2. Les intéressés doivent, en outre, justifier que le taux réduit appliqué à leur pension de vieillesse du régime général n'a pas été compensé par un avantage de préretraite ou de retraite complémentaire ; il s'agit, bien entendu, dans ce dernier cas, non de la retraite complémentaire attribuée dans les conditions du droit commun, mais de l'avantage spécifique supplémentaire accordé par certains régimes complémentaires (tel, par exemple, celui de la CARCEM, ou les régimes d'entreprise) en vue de compenser la réduction de la pension de vieillesse du régime général attribuée à leurs affiliés qui demandent la liquidation de leur retraite dès l'âge 60 ans.

A cet effet, l'attestation susvisée du dernier employeur les ayant occupés avant l'entrée en jouissance de leur pension de vieillesse devra préciser s'ils n'ont bénéficié d'aucun avantage de préretraite ; à défaut de cette attestation, ces pensionnés pourront être invités à souscrire une déclaration sur l'honneur.

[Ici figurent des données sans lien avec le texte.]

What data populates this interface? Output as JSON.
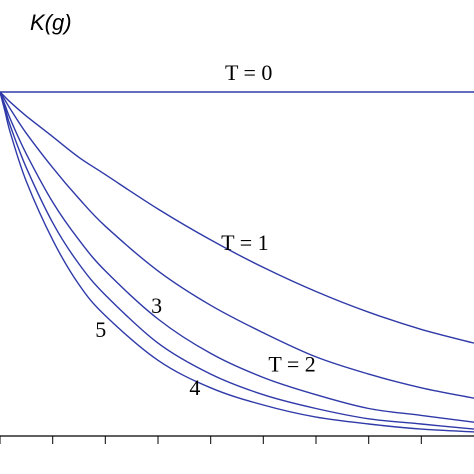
{
  "chart_data": {
    "type": "line",
    "ylabel": "K(g)",
    "xlabel": "",
    "title": "",
    "xlim": [
      0,
      9
    ],
    "ylim": [
      0,
      1
    ],
    "x_ticks": [
      0,
      1,
      2,
      3,
      4,
      5,
      6,
      7,
      8
    ],
    "grid": false,
    "line_color": "#2f3aa8",
    "x": [
      0,
      0.1,
      0.2,
      0.5,
      1,
      1.5,
      2,
      3,
      4,
      5,
      6,
      7,
      8,
      9
    ],
    "series": [
      {
        "label": "T = 0",
        "values": [
          1.0,
          1.0,
          1.0,
          1.0,
          1.0,
          1.0,
          1.0,
          1.0,
          1.0,
          1.0,
          1.0,
          1.0,
          1.0,
          1.0
        ]
      },
      {
        "label": "T = 1",
        "values": [
          1.0,
          0.985,
          0.97,
          0.93,
          0.87,
          0.81,
          0.76,
          0.66,
          0.57,
          0.49,
          0.42,
          0.36,
          0.31,
          0.27
        ]
      },
      {
        "label": "T = 2",
        "values": [
          1.0,
          0.975,
          0.95,
          0.88,
          0.78,
          0.69,
          0.61,
          0.48,
          0.38,
          0.3,
          0.23,
          0.18,
          0.14,
          0.11
        ]
      },
      {
        "label": "3",
        "values": [
          1.0,
          0.96,
          0.92,
          0.82,
          0.68,
          0.57,
          0.48,
          0.34,
          0.24,
          0.17,
          0.12,
          0.08,
          0.06,
          0.04
        ]
      },
      {
        "label": "4",
        "values": [
          1.0,
          0.95,
          0.9,
          0.78,
          0.62,
          0.5,
          0.41,
          0.27,
          0.18,
          0.12,
          0.08,
          0.05,
          0.035,
          0.02
        ]
      },
      {
        "label": "5",
        "values": [
          1.0,
          0.94,
          0.88,
          0.74,
          0.57,
          0.44,
          0.35,
          0.22,
          0.14,
          0.09,
          0.055,
          0.035,
          0.02,
          0.012
        ]
      }
    ]
  }
}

En tout état de cause, ces requérants devront déclarer sur l'honneur qu'ils n'ont pas bénéficié d'un avantage spécifique de retraite destiné à compenser le taux réduit appliqué à. leur pension du régime général.

Pour me permettre de suivre les incidences de ces nouvelles dispositions, des informations seront centralisées trimestriellement par la caisse nationale d'assurance vieillesse des travailleurs salariés en vue de l'établissement de statistiques faisant apparaître les pourcentages de pensions de vieillesse attribuées au titre de la loi du 30 décembre 1975, d'une part, aux travailleurs manuels, d'autre part aux ouvrières mères de famille, par rapport à la totalité des pensions de vieillesse liquidées au cours du trimestre.

J'attacherais du prix à connaître les difficultés que pourrait éventuellement soulever l'application de la présente circulaire.